Due process of law requires personal service to support a personal


judgment, and. when the proceeding is strictly in personam brought to
determine the personal rights and obligations of the parties, personal
service within the state or a voluntary appearance in the case is essential
to the acquisition of jurisdiction so as to constitute compliance with the
constitutional requirement of due process. . . .

Although a state legislature has more control over the form of service on
its own residents than nonresidents, it has been held that in actions in
personam . . . service by publication on resident defendants, who are
personally within the state and can be found therein is not "due process
of law," and a statute allowing it is unconstitutional. (16A C.J.S., pp. 786,
789; Emphasis ours.)"

The proper recourse for a creditor in the same situation as


petitioner is to locate properties, real or personal, of the
resident defendant debtor with unknown address and cause
them to be attached under Rule 57, section 1(f), in which case,
the attachment converts the action into a proceeding in rem or
quasi in rem and the summons by publication may then
accordingly be deemed valid and effective.

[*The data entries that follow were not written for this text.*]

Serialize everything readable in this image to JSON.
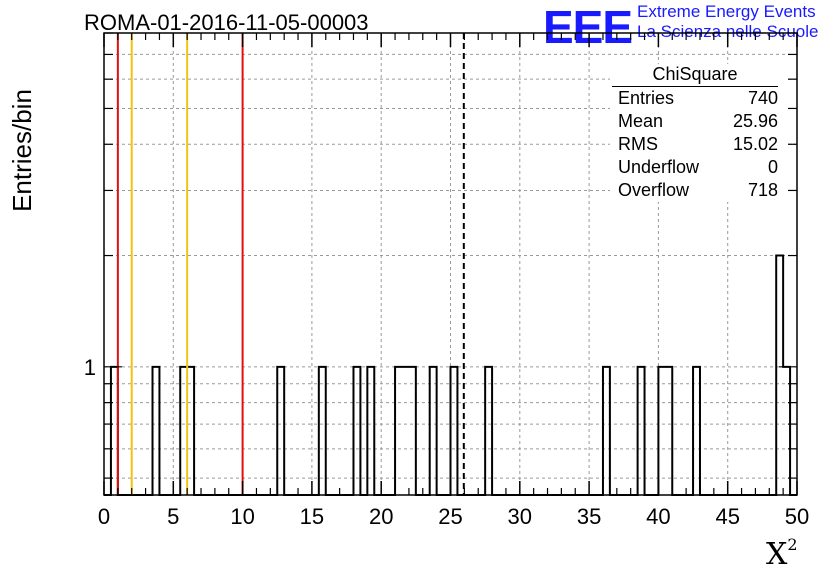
{
  "title": "ROMA-01-2016-11-05-00003",
  "logo": {
    "mark": "EEE",
    "line1": "Extreme Energy Events",
    "line2": "La Scienza nelle Scuole",
    "color": "#1a1aff"
  },
  "stats_box": {
    "title": "ChiSquare",
    "rows": [
      {
        "label": "Entries",
        "value": "740"
      },
      {
        "label": "Mean",
        "value": "25.96"
      },
      {
        "label": "RMS",
        "value": "15.02"
      },
      {
        "label": "Underflow",
        "value": "0"
      },
      {
        "label": "Overflow",
        "value": "718"
      }
    ]
  },
  "chart_data": {
    "type": "bar",
    "title": "ROMA-01-2016-11-05-00003",
    "xlabel": "X",
    "xlabel_superscript": "2",
    "ylabel": "Entries/bin",
    "xlim": [
      0,
      50
    ],
    "ylim": [
      0.45,
      8
    ],
    "y_scale": "log",
    "x_ticks": [
      0,
      5,
      10,
      15,
      20,
      25,
      30,
      35,
      40,
      45,
      50
    ],
    "y_tick_labels": [
      {
        "value": 1,
        "label": "1"
      }
    ],
    "grid": true,
    "bin_width": 0.5,
    "bins": [
      {
        "x": 0.5,
        "count": 1
      },
      {
        "x": 3.5,
        "count": 1
      },
      {
        "x": 5.5,
        "count": 1
      },
      {
        "x": 6.0,
        "count": 1
      },
      {
        "x": 12.5,
        "count": 1
      },
      {
        "x": 15.5,
        "count": 1
      },
      {
        "x": 18.0,
        "count": 1
      },
      {
        "x": 19.0,
        "count": 1
      },
      {
        "x": 21.0,
        "count": 1
      },
      {
        "x": 21.5,
        "count": 1
      },
      {
        "x": 22.0,
        "count": 1
      },
      {
        "x": 23.5,
        "count": 1
      },
      {
        "x": 25.0,
        "count": 1
      },
      {
        "x": 27.5,
        "count": 1
      },
      {
        "x": 36.0,
        "count": 1
      },
      {
        "x": 38.5,
        "count": 1
      },
      {
        "x": 40.0,
        "count": 1
      },
      {
        "x": 40.5,
        "count": 1
      },
      {
        "x": 42.5,
        "count": 1
      },
      {
        "x": 48.5,
        "count": 2
      },
      {
        "x": 49.0,
        "count": 1
      }
    ],
    "vertical_lines": [
      {
        "x": 1.0,
        "color": "#dd1111"
      },
      {
        "x": 2.0,
        "color": "#f2c40f"
      },
      {
        "x": 6.0,
        "color": "#f2c40f"
      },
      {
        "x": 10.0,
        "color": "#dd1111"
      }
    ],
    "mean_line": {
      "x": 25.96,
      "style": "dashed",
      "color": "#000000"
    }
  }
}
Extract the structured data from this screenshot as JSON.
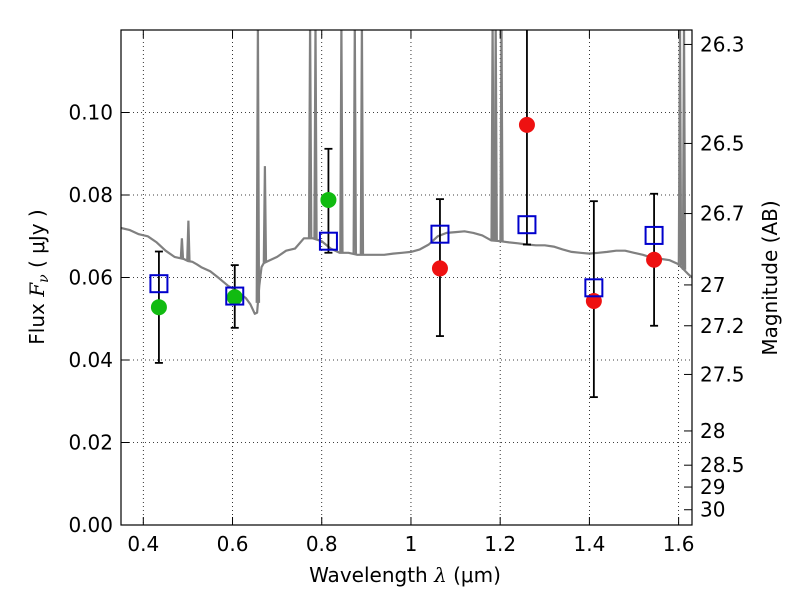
{
  "chart_data": {
    "type": "scatter",
    "xlabel": {
      "prefix": "Wavelength  ",
      "symbol": "λ",
      "unit": " (μm)"
    },
    "ylabel": {
      "prefix": "Flux  ",
      "symbol": "F",
      "sub": "ν",
      "unit": "  ( μJy )"
    },
    "y2label": "Magnitude (AB)",
    "xlim": [
      0.35,
      1.63
    ],
    "ylim": [
      0.0,
      0.12
    ],
    "xticks": [
      0.4,
      0.6,
      0.8,
      1.0,
      1.2,
      1.4,
      1.6
    ],
    "xtick_labels": [
      "0.4",
      "0.6",
      "0.8",
      "1",
      "1.2",
      "1.4",
      "1.6"
    ],
    "yticks": [
      0.0,
      0.02,
      0.04,
      0.06,
      0.08,
      0.1
    ],
    "ytick_labels": [
      "0.00",
      "0.02",
      "0.04",
      "0.06",
      "0.08",
      "0.10"
    ],
    "y2ticks": [
      {
        "flux": 0.1165,
        "label": "26.3"
      },
      {
        "flux": 0.0925,
        "label": "26.5"
      },
      {
        "flux": 0.0755,
        "label": "26.7"
      },
      {
        "flux": 0.0582,
        "label": "27"
      },
      {
        "flux": 0.0483,
        "label": "27.2"
      },
      {
        "flux": 0.0365,
        "label": "27.5"
      },
      {
        "flux": 0.0228,
        "label": "28"
      },
      {
        "flux": 0.0145,
        "label": "28.5"
      },
      {
        "flux": 0.0092,
        "label": "29"
      },
      {
        "flux": 0.0037,
        "label": "30"
      }
    ],
    "grid": true,
    "colors": {
      "model": "#808080",
      "model_photometry": "#0000cc",
      "detection": "#11bb11",
      "other": "#ee1111",
      "errorbar": "#000000"
    },
    "model_spectrum": {
      "x": [
        0.35,
        0.37,
        0.39,
        0.41,
        0.43,
        0.45,
        0.47,
        0.49,
        0.5,
        0.51,
        0.52,
        0.53,
        0.55,
        0.57,
        0.59,
        0.61,
        0.62,
        0.63,
        0.64,
        0.65,
        0.655,
        0.66,
        0.665,
        0.67,
        0.68,
        0.7,
        0.72,
        0.74,
        0.76,
        0.78,
        0.8,
        0.82,
        0.84,
        0.86,
        0.88,
        0.9,
        0.92,
        0.94,
        0.96,
        0.98,
        1.0,
        1.02,
        1.04,
        1.06,
        1.08,
        1.1,
        1.12,
        1.14,
        1.16,
        1.18,
        1.2,
        1.22,
        1.24,
        1.26,
        1.28,
        1.3,
        1.32,
        1.34,
        1.36,
        1.38,
        1.4,
        1.42,
        1.44,
        1.46,
        1.48,
        1.5,
        1.52,
        1.54,
        1.56,
        1.58,
        1.6,
        1.62,
        1.63
      ],
      "y": [
        0.072,
        0.0715,
        0.0705,
        0.07,
        0.0685,
        0.0665,
        0.065,
        0.0645,
        0.064,
        0.0638,
        0.0632,
        0.0625,
        0.0615,
        0.0598,
        0.058,
        0.0568,
        0.0558,
        0.055,
        0.0535,
        0.0512,
        0.0515,
        0.058,
        0.0625,
        0.0635,
        0.064,
        0.065,
        0.0665,
        0.067,
        0.0695,
        0.0695,
        0.0688,
        0.067,
        0.066,
        0.066,
        0.0655,
        0.0655,
        0.0655,
        0.0655,
        0.0658,
        0.066,
        0.0662,
        0.0668,
        0.068,
        0.07,
        0.0708,
        0.071,
        0.0712,
        0.0708,
        0.0702,
        0.069,
        0.0688,
        0.0685,
        0.0683,
        0.068,
        0.0678,
        0.0678,
        0.0675,
        0.0668,
        0.0662,
        0.066,
        0.0658,
        0.066,
        0.0662,
        0.0665,
        0.0665,
        0.066,
        0.0655,
        0.0648,
        0.0645,
        0.0642,
        0.0632,
        0.061,
        0.06
      ]
    },
    "emission_lines": [
      {
        "x": 0.4865,
        "peak": 0.0695
      },
      {
        "x": 0.501,
        "peak": 0.0738
      },
      {
        "x": 0.6568,
        "peak": 0.122
      },
      {
        "x": 0.6725,
        "peak": 0.087
      },
      {
        "x": 0.774,
        "peak": 0.122
      },
      {
        "x": 0.786,
        "peak": 0.122
      },
      {
        "x": 0.844,
        "peak": 0.122
      },
      {
        "x": 0.874,
        "peak": 0.122
      },
      {
        "x": 0.89,
        "peak": 0.122
      },
      {
        "x": 1.183,
        "peak": 0.122
      },
      {
        "x": 1.19,
        "peak": 0.122
      },
      {
        "x": 1.203,
        "peak": 0.122
      },
      {
        "x": 1.603,
        "peak": 0.122
      },
      {
        "x": 1.612,
        "peak": 0.122
      }
    ],
    "model_photometry": {
      "x": [
        0.435,
        0.605,
        0.815,
        1.065,
        1.26,
        1.41,
        1.545
      ],
      "y": [
        0.0585,
        0.0555,
        0.0688,
        0.0705,
        0.0728,
        0.0575,
        0.0702
      ]
    },
    "observed": [
      {
        "x": 0.435,
        "y": 0.0528,
        "err_low": 0.0393,
        "err_high": 0.0663,
        "group": "detection"
      },
      {
        "x": 0.605,
        "y": 0.0552,
        "err_low": 0.0478,
        "err_high": 0.063,
        "group": "detection"
      },
      {
        "x": 0.815,
        "y": 0.0788,
        "err_low": 0.066,
        "err_high": 0.0912,
        "group": "detection"
      },
      {
        "x": 1.065,
        "y": 0.0622,
        "err_low": 0.0458,
        "err_high": 0.079,
        "group": "other"
      },
      {
        "x": 1.26,
        "y": 0.097,
        "err_low": 0.068,
        "err_high": 0.125,
        "group": "other"
      },
      {
        "x": 1.41,
        "y": 0.0543,
        "err_low": 0.031,
        "err_high": 0.0785,
        "group": "other"
      },
      {
        "x": 1.545,
        "y": 0.0643,
        "err_low": 0.0483,
        "err_high": 0.0803,
        "group": "other"
      }
    ]
  }
}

But because debtors who abscond and conceal themselves are


also quite adept at concealing their properties, the dismissal of
the case below by respondent Judge should be set aside and
the case held pending in the courts archives, until petitioner
as plaintiff succeeds in determining the whereabouts of the
defendants person or properties and causes valid summons to
be served personally or by publication as the case may be. In
this manner, the tolling of the period of prescription for as long
as the debtor remains in hiding would properly be a matter of
court records and he can not emerge after a sufficient lapse of
time from the dismissal of the case to profit from his own
misdeed and claim prescription of his just debt.